OpenNMT Forum

Question about spliting the sticked words

Hi, when I processed some corpus, I found many words were sticked together. e.g. 'otherdangerousmeanstosabotagefactories ’ ,there are so many cases like below that I can not split it one by one,

Is there any tool to solve these problems?

Thanks very much!!!

Article105.Whoever setsfires , breachesdikes , causes explosionsoruses otherdangerousmeanstosabotagefactories , mines , oilfields , harbours , rivers , water sources , warehouses , dwellings , forests , farms , threshing grounds , pastures , important pipelines , public buildings or other publicorprivatepropertyand thereby endangers publicsecurity , if serious consequences have not yet resulted , shallbesentencedto fixedtermimprisonment of not less than three years and not more than ten years .

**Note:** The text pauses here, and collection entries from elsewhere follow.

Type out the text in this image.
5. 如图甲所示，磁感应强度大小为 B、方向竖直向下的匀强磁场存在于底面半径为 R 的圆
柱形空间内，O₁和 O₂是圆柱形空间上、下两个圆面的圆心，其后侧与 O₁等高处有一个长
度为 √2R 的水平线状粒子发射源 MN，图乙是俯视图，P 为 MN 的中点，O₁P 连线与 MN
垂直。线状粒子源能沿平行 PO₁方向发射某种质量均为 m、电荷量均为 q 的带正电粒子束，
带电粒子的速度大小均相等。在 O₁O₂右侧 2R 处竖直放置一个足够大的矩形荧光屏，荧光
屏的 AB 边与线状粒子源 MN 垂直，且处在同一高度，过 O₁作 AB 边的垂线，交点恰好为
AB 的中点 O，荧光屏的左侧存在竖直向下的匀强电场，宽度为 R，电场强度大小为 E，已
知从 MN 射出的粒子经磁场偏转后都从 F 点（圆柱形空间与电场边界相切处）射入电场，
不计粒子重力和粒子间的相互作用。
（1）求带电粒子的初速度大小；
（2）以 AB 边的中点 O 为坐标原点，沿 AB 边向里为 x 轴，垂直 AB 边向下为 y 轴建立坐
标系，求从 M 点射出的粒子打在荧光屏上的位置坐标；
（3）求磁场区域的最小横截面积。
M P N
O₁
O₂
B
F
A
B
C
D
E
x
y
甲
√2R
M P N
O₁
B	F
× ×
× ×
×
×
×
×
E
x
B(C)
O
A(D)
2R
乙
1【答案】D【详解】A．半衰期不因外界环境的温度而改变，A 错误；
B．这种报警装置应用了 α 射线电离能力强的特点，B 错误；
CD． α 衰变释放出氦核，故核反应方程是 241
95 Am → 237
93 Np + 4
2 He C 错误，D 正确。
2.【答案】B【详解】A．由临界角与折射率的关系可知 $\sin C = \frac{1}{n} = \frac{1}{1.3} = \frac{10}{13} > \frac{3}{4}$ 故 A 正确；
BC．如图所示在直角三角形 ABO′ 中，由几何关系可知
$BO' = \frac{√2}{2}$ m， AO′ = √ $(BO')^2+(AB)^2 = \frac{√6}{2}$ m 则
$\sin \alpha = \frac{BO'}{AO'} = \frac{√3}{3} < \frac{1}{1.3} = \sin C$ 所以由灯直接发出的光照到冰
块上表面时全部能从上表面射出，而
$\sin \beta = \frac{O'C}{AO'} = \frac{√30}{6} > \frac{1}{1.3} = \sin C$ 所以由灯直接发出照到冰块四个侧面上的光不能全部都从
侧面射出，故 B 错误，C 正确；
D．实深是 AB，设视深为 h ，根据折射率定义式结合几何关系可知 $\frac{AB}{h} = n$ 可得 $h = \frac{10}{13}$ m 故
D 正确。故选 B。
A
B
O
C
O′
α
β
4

Article 106 . Whoever sets fires , breaches dikes , causes explosions , spreads poisons or uses otherdangerous techniques resultingin serious humaninjureor death or great loss of public or privatepropertyshallbe sentencedtofixedtermimprisonmentof notlessthan ten years , life imprisonment or death . Whoever negligently commitsthecrime mentioned in the preceding paragraphshall be sentenced to fixedterm imprisonment of not more than seven years or criminal detention .

Article 107 . Whoever sabotages trains , motor vehicles , trams , shipsoraircraft inamannerthatissufficient to put trains , motorvehicles , trams , shipsoraircraftin danger of overturning or being destroyed , ifseriousconsequenceshave not yet resulted , shall be sentenced to fixedtermimprisonmentof not less than three years and not more than ten years .

Article 108 . Whoever sabotages railroads , bridges , tunnels , highways , airports , waterways , lighthousesorsignsorconducts other damagingactivities in amannerthat is sufficient to put trains , motorvehicles , trams , ships or aircraft in danger of overturningorbeingdestroyed , if serious consequences havenot yet resulted , shall besentencedto fixedtermimprisonmentof not less than three years and not more than ten years .


What tool did you use to process the corpus?

I use mose to tokenize the corpus:

if I encount some strings . e.g. ‘otherdangerousmeanstosabotagefactories’
is there any tool to split them to smaller words?
Thanks very much!

the following command did not work…
echo “otherdangerousmeanstosabotagefactories” | onmt-tokenize-text --tokenizer_config config.ym

Are the words already stick together before processing?

The simplest approach would be to apply SentencePiece on the non processed corpus.

yep. many words stick together in the raw copus …

I did not use the sentencepiece before,
let me try it…

Is there anyother way?
thanks very much!!!

when I use the following command with sentencepiece ,the result is not perfect…
Maybe I should try other ways…

echo “otherdangerousmeanstosabotagefactories” | spm_encode --model=sentenlaws.model
▁other dangerous m e an s to s a b ot age f actories

Assuming your task is NMT, that is good enough and with the added benefit of a smaller word vocabulary.